A friend and fellow writer in my Sisters in Crime group made a wonderful comment at our last meeting: “I write because I love to—not because I think I’m going to write a best seller.” When she made that comment, I was all caught up in anxiety about whether my newly published novel would sell well. I’d almost forgotten that wasn’t really the point. I’d written IT SHOULD HAVE BEEN YOU because I loved to write, I believed in the book, and there were wonderful folks out there who let me know they’d been touched by reading it.

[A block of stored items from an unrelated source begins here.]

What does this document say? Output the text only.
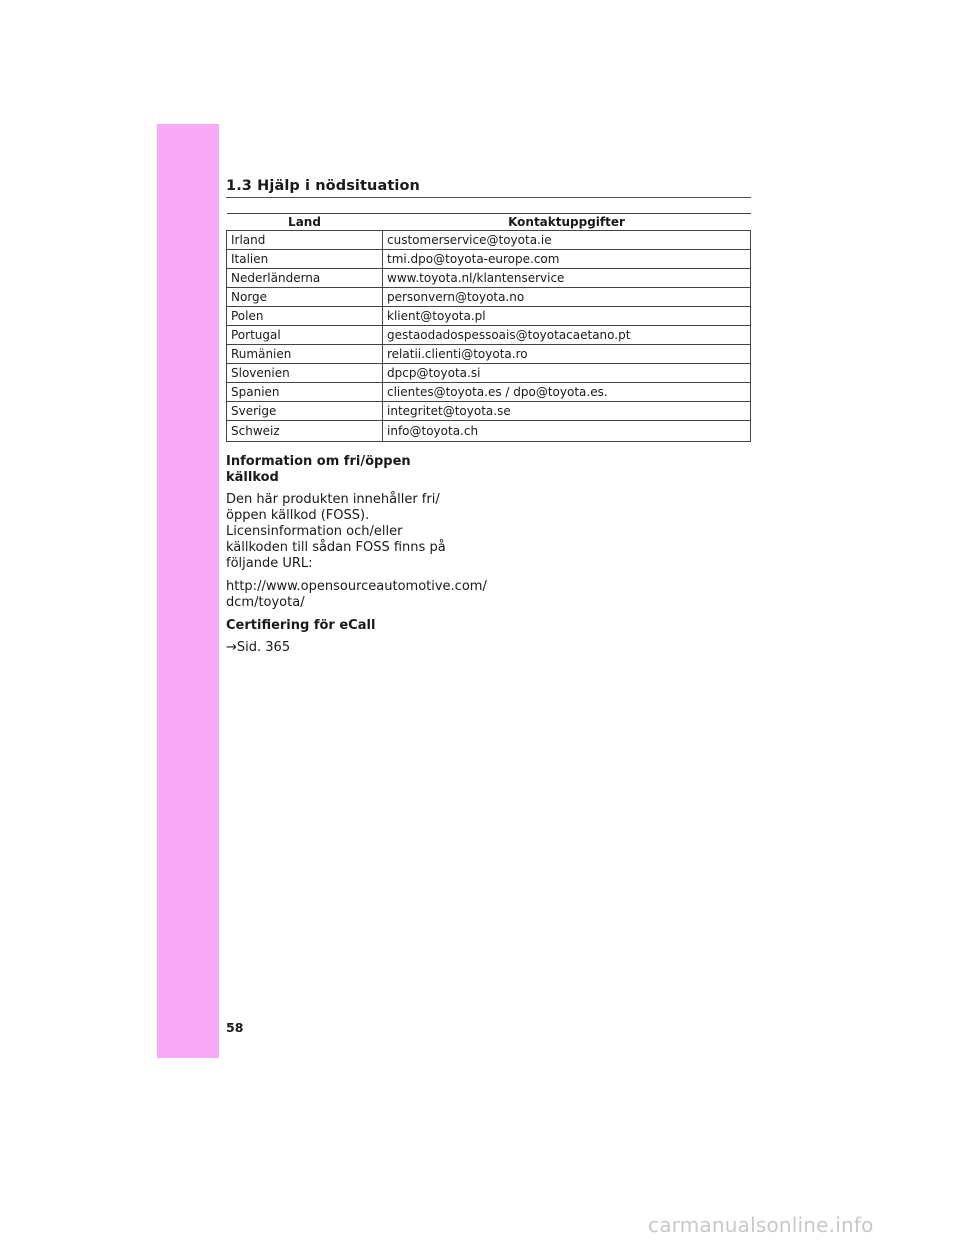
1.3 Hjälp i nödsituation
Land	Kontaktuppgifter
Irland	customerservice@toyota.ie
Italien	tmi.dpo@toyota-europe.com
Nederländerna	www.toyota.nl/klantenservice
Norge	personvern@toyota.no
Polen	klient@toyota.pl
Portugal	gestaodadospessoais@toyotacaetano.pt
Rumänien	relatii.clienti@toyota.ro
Slovenien	dpcp@toyota.si
Spanien	clientes@toyota.es / dpo@toyota.es.
Sverige	integritet@toyota.se
Schweiz	info@toyota.ch

Information om fri/öppen källkod

Den här produkten innehåller fri/öppen källkod (FOSS). Licensinformation och/eller källkoden till sådan FOSS finns på följande URL:

http://www.opensourceautomotive.com/ dcm/toyota/

Certifiering för eCall

→Sid. 365

58
carmanualsonline.info
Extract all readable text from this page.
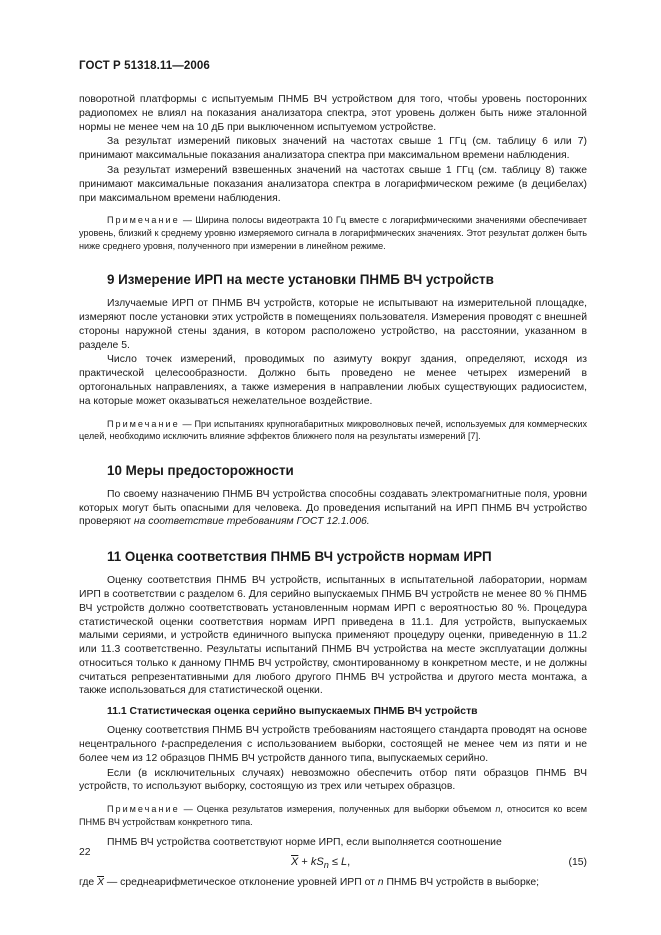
ГОСТ Р 51318.11—2006

поворотной платформы с испытуемым ПНМБ ВЧ устройством для того, чтобы уровень посторонних радиопомех не влиял на показания анализатора спектра, этот уровень должен быть ниже эталонной нормы не менее чем на 10 дБ при выключенном испытуемом устройстве.

За результат измерений пиковых значений на частотах свыше 1 ГГц (см. таблицу 6 или 7) принимают максимальные показания анализатора спектра при максимальном времени наблюдения.

За результат измерений взвешенных значений на частотах свыше 1 ГГц (см. таблицу 8) также принимают максимальные показания анализатора спектра в логарифмическом режиме (в децибелах) при максимальном времени наблюдения.

Примечание — Ширина полосы видеотракта 10 Гц вместе с логарифмическими значениями обеспечивает уровень, близкий к среднему уровню измеряемого сигнала в логарифмических значениях. Этот результат должен быть ниже среднего уровня, полученного при измерении в линейном режиме.

9 Измерение ИРП на месте установки ПНМБ ВЧ устройств

Излучаемые ИРП от ПНМБ ВЧ устройств, которые не испытывают на измерительной площадке, измеряют после установки этих устройств в помещениях пользователя. Измерения проводят с внешней стороны наружной стены здания, в котором расположено устройство, на расстоянии, указанном в разделе 5.

Число точек измерений, проводимых по азимуту вокруг здания, определяют, исходя из практической целесообразности. Должно быть проведено не менее четырех измерений в ортогональных направлениях, а также измерения в направлении любых существующих радиосистем, на которые может оказываться нежелательное воздействие.

Примечание — При испытаниях крупногабаритных микроволновых печей, используемых для коммерческих целей, необходимо исключить влияние эффектов ближнего поля на результаты измерений [7].

10 Меры предосторожности

По своему назначению ПНМБ ВЧ устройства способны создавать электромагнитные поля, уровни которых могут быть опасными для человека. До проведения испытаний на ИРП ПНМБ ВЧ устройство проверяют на соответствие требованиям ГОСТ 12.1.006.

11 Оценка соответствия ПНМБ ВЧ устройств нормам ИРП

Оценку соответствия ПНМБ ВЧ устройств, испытанных в испытательной лаборатории, нормам ИРП в соответствии с разделом 6. Для серийно выпускаемых ПНМБ ВЧ устройств не менее 80 % ПНМБ ВЧ устройств должно соответствовать установленным нормам ИРП с вероятностью 80 %. Процедура статистической оценки соответствия нормам ИРП приведена в 11.1. Для устройств, выпускаемых малыми сериями, и устройств единичного выпуска применяют процедуру оценки, приведенную в 11.2 или 11.3 соответственно. Результаты испытаний ПНМБ ВЧ устройства на месте эксплуатации должны относиться только к данному ПНМБ ВЧ устройству, смонтированному в конкретном месте, и не должны считаться репрезентативными для любого другого ПНМБ ВЧ устройства и другого места монтажа, а также использоваться для статистической оценки.

11.1 Статистическая оценка серийно выпускаемых ПНМБ ВЧ устройств

Оценку соответствия ПНМБ ВЧ устройств требованиям настоящего стандарта проводят на основе нецентрального t-распределения с использованием выборки, состоящей не менее чем из пяти и не более чем из 12 образцов ПНМБ ВЧ устройств данного типа, выпускаемых серийно.

Если (в исключительных случаях) невозможно обеспечить отбор пяти образцов ПНМБ ВЧ устройств, то используют выборку, состоящую из трех или четырех образцов.

Примечание — Оценка результатов измерения, полученных для выборки объемом n, относится ко всем ПНМБ ВЧ устройствам конкретного типа.

ПНМБ ВЧ устройства соответствуют норме ИРП, если выполняется соотношение

$\overline{X} + kS_n \le L$,	(15)

где $\overline{X}$ — среднеарифметическое отклонение уровней ИРП от n ПНМБ ВЧ устройств в выборке;

22
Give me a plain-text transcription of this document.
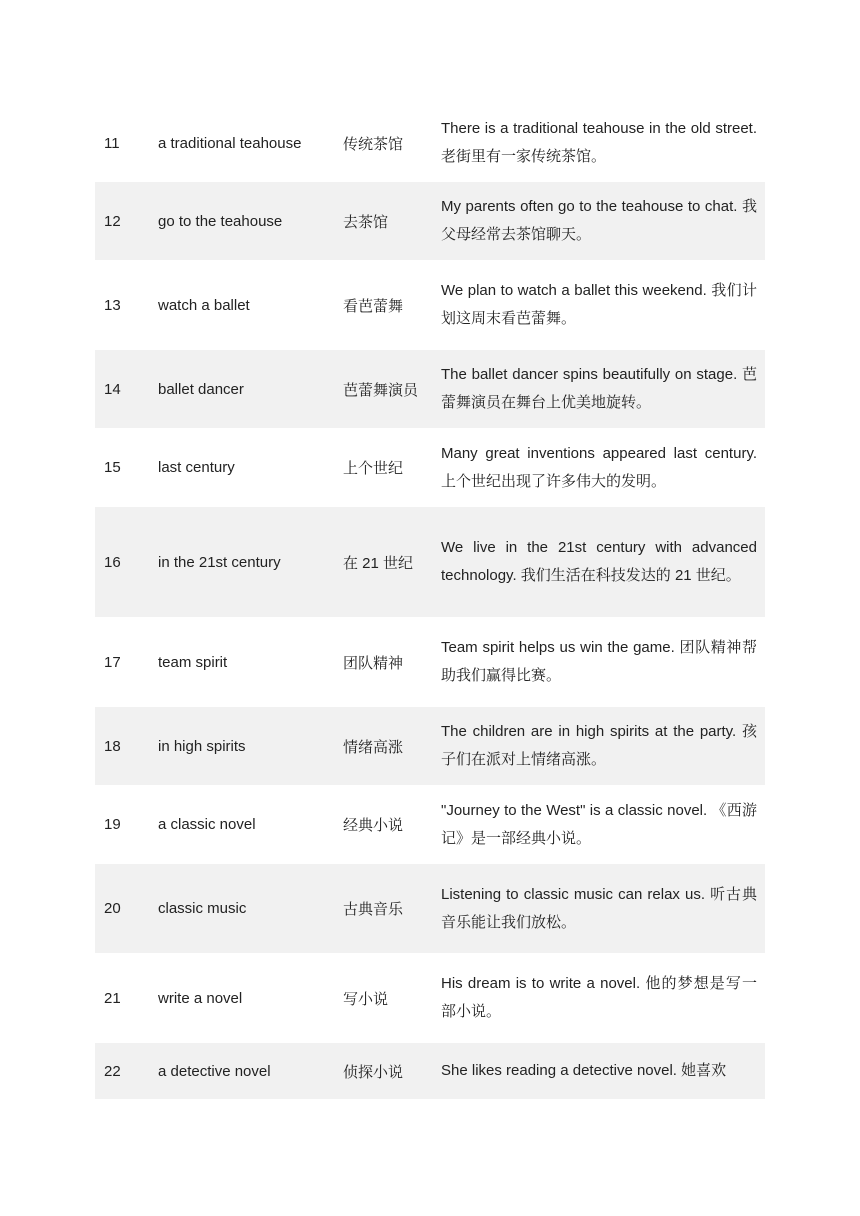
11	a traditional teahouse	传统茶馆	There is a traditional teahouse in the old street. 老街里有一家传统茶馆。

12	go to the teahouse	去茶馆	My parents often go to the teahouse to chat. 我父母经常去茶馆聊天。

13	watch a ballet	看芭蕾舞	We plan to watch a ballet this weekend. 我们计划这周末看芭蕾舞。

14	ballet dancer	芭蕾舞演员	The ballet dancer spins beautifully on stage. 芭蕾舞演员在舞台上优美地旋转。

15	last century	上个世纪	Many great inventions appeared last century. 上个世纪出现了许多伟大的发明。

16	in the 21st century	在 21 世纪	We live in the 21st century with advanced technology. 我们生活在科技发达的 21 世纪。

17	team spirit	团队精神	Team spirit helps us win the game. 团队精神帮助我们赢得比赛。

18	in high spirits	情绪高涨	The children are in high spirits at the party. 孩子们在派对上情绪高涨。

19	a classic novel	经典小说	"Journey to the West" is a classic novel. 《西游记》是一部经典小说。

20	classic music	古典音乐	Listening to classic music can relax us. 听古典音乐能让我们放松。

21	write a novel	写小说	His dream is to write a novel. 他的梦想是写一部小说。

22	a detective novel	侦探小说	She likes reading a detective novel. 她喜欢
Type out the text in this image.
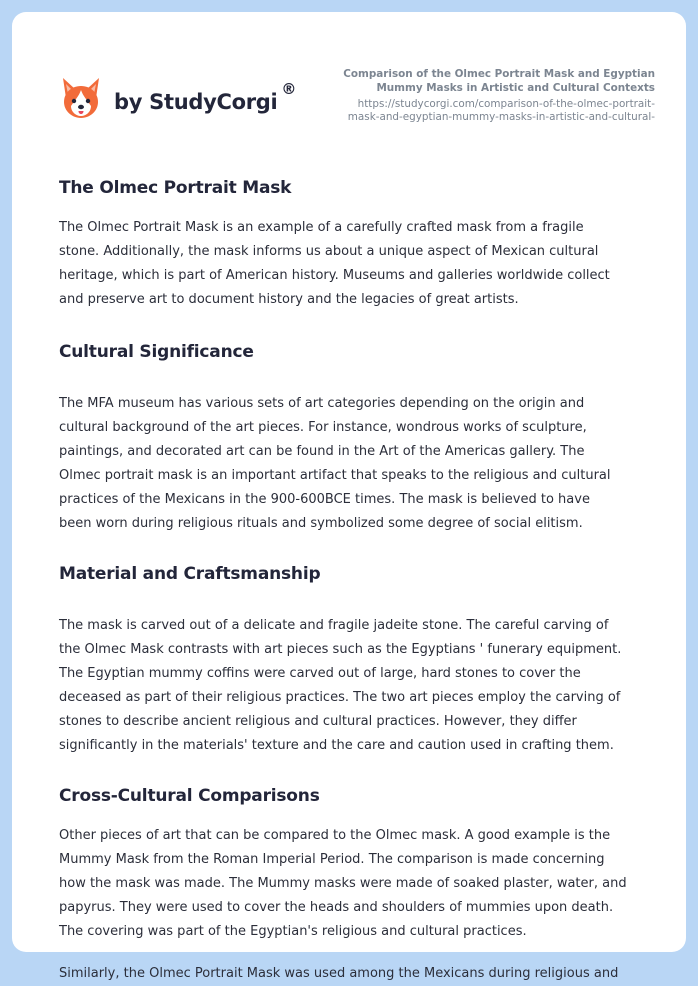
by StudyCorgi®
Comparison of the Olmec Portrait Mask and Egyptian
Mummy Masks in Artistic and Cultural Contexts
https://studycorgi.com/comparison-of-the-olmec-portrait-
mask-and-egyptian-mummy-masks-in-artistic-and-cultural-
The Olmec Portrait Mask

The Olmec Portrait Mask is an example of a carefully crafted mask from a fragile
stone. Additionally, the mask informs us about a unique aspect of Mexican cultural
heritage, which is part of American history. Museums and galleries worldwide collect
and preserve art to document history and the legacies of great artists.

Cultural Significance

The MFA museum has various sets of art categories depending on the origin and
cultural background of the art pieces. For instance, wondrous works of sculpture,
paintings, and decorated art can be found in the Art of the Americas gallery. The
Olmec portrait mask is an important artifact that speaks to the religious and cultural
practices of the Mexicans in the 900-600BCE times. The mask is believed to have
been worn during religious rituals and symbolized some degree of social elitism.

Material and Craftsmanship

The mask is carved out of a delicate and fragile jadeite stone. The careful carving of
the Olmec Mask contrasts with art pieces such as the Egyptians ' funerary equipment.
The Egyptian mummy coffins were carved out of large, hard stones to cover the
deceased as part of their religious practices. The two art pieces employ the carving of
stones to describe ancient religious and cultural practices. However, they differ
significantly in the materials' texture and the care and caution used in crafting them.

Cross-Cultural Comparisons

Other pieces of art that can be compared to the Olmec mask. A good example is the
Mummy Mask from the Roman Imperial Period. The comparison is made concerning
how the mask was made. The Mummy masks were made of soaked plaster, water, and
papyrus. They were used to cover the heads and shoulders of mummies upon death.
The covering was part of the Egyptian's religious and cultural practices.

Similarly, the Olmec Portrait Mask was used among the Mexicans during religious and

Then the other night, my husband and I participated in an open Mic event at my church. A handful of folks of all ages and experience levels got up and sang songs and played instruments. It was wonderful! I loved sharing our original music, and listening to other folks as they shared their favorite music. I felt bathed in the warmth of music-loving community!
The next day, I attended the Kentucky Women’s Book Festival and got to hear the amazing writer, Sallie Bingham, speak. A prolific author in a variety of genres, she encouraged us to “write our stories, no matter what.” She went on to say, “Don’t worry so much about getting published. That’s pretty much a matter of luck.”
And you know what? She’s absolutely right. I’ve been fortunate to have some publishing success (along with lots of disappointments!). But I know plenty of writers whose work is every bit as good, if not better, who have yet to sell that first novel.
We really can’t control the results of our work in the marketplace. All we can do is focus on what really matters, which is doing the work. And in that, there is such pleasure and meaning.